The production’s climax plays the deaths for maximum pathos, with Juliet reviving, unseen by Romeo, before he has drunk the poison, and he delivering his dying lines in full knowledge that she is alive before they embrace. It’s a powerful enactment of their final moments of realisation and decision, with the reactions from the audience (shouts of ‘No!’) implying the unfairness of what has happened. But in an especially beautiful moment, the two bodies are left in the centre of the stage and outlined, not with chalk, but with a heart made of garlands, symbols of marriage becoming a marker of mourning. And within that heart, Romeo and Juliet momentarily revive again, a smile splitting Juliet’s face as Romeo repeatedly picks her up and they embrace, before they lie down again, as the Epilogue is sung. It’s a gut-wrenching scene, creating more space to allow the central relationship time to resonate, to let the bodies of Romeo and Juliet themselves rather than the people who knew them, speak to what has been lost.
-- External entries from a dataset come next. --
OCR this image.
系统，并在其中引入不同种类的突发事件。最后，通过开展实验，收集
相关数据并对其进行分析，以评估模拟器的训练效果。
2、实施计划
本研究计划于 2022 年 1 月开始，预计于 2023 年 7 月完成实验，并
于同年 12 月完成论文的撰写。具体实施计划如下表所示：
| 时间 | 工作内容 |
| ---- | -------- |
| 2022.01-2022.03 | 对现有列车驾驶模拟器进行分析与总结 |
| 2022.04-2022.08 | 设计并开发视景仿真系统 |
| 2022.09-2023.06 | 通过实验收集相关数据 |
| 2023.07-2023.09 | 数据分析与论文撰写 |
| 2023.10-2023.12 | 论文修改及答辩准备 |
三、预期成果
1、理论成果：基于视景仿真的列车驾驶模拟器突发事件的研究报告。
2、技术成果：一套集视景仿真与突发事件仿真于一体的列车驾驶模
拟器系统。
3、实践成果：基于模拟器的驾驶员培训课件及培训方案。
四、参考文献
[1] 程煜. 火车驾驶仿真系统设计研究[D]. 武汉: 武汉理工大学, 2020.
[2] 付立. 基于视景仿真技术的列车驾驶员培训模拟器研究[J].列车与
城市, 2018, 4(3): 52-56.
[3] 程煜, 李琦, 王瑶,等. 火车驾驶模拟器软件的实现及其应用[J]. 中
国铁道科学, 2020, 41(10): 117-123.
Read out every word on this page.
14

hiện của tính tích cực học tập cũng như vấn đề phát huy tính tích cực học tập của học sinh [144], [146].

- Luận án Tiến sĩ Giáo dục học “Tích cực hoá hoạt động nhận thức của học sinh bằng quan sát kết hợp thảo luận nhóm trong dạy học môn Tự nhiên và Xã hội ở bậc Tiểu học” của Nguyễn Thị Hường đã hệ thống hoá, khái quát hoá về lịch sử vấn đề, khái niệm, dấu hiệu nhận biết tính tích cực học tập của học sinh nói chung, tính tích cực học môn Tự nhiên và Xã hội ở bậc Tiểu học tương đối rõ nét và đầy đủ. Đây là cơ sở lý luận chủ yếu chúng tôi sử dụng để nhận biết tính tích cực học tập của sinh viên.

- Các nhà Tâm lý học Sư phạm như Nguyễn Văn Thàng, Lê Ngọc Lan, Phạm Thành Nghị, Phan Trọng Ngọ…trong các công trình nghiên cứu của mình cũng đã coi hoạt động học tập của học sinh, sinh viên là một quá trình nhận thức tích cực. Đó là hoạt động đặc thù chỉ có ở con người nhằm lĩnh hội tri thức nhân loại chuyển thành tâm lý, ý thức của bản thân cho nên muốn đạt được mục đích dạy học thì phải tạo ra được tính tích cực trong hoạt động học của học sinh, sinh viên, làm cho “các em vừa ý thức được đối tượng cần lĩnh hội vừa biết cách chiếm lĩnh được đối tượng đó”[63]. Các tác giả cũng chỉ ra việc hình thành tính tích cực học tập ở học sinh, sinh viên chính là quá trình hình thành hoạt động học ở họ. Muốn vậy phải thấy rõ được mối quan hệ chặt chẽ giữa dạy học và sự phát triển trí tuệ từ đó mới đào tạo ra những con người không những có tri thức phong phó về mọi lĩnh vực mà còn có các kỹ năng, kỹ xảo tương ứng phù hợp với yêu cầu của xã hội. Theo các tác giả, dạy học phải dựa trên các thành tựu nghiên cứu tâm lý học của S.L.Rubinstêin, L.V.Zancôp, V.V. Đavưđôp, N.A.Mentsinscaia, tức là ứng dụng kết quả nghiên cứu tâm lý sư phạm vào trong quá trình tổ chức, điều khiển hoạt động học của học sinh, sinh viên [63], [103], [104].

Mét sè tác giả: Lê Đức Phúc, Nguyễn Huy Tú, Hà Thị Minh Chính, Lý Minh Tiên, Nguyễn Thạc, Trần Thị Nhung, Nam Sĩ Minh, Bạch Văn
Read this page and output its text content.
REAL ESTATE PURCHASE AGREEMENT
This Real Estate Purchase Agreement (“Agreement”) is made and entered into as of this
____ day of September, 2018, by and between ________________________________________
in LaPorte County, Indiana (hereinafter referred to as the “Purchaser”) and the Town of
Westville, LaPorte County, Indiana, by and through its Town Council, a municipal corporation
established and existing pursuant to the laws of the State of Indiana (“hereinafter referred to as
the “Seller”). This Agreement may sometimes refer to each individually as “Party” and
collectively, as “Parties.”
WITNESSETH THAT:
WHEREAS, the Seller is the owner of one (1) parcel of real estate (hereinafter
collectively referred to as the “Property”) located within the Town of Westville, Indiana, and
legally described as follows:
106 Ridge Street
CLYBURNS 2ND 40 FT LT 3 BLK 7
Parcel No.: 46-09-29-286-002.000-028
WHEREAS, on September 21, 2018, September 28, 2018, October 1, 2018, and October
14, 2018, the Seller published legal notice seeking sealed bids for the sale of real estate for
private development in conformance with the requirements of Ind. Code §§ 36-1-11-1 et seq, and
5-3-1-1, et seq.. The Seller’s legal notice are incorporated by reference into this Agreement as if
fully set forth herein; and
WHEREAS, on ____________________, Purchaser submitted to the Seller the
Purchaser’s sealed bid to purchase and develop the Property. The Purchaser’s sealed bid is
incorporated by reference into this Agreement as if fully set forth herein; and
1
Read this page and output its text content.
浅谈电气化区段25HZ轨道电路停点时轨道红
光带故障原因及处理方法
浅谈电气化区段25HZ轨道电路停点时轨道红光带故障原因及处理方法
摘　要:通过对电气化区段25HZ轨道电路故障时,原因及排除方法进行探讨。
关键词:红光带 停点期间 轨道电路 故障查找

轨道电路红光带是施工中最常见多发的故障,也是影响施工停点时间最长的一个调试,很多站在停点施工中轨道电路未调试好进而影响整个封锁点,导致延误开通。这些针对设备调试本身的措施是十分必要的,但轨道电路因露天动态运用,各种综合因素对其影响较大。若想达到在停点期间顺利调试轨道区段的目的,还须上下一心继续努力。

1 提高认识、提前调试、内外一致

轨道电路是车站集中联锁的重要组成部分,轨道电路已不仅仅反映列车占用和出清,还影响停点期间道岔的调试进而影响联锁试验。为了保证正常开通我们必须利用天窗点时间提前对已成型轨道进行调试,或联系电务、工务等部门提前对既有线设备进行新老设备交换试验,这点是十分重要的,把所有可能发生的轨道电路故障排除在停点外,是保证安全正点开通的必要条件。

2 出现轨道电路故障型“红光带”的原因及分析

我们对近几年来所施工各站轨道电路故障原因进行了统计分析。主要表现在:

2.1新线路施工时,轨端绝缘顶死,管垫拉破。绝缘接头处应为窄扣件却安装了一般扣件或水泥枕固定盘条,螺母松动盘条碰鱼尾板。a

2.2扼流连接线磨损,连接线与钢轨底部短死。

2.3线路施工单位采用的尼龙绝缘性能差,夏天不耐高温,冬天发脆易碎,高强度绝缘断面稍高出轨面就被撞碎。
In situating the family tensions in a contemporary multicultural London, the production acknowledges the adult concerns that even young children may need to be familiar with and prepared for, from the pressure to join gangs to the weight of familial expectation. It’s a production that implies that a lack of tolerance and communication between generations is destructive, while also acknowledging the difficulty in avoiding conflict. And in its winsome leads, it sets up the idea that there might be ways to break out of these cycles of pressure and violence, but perhaps only if people slow down long enough to truly see one another.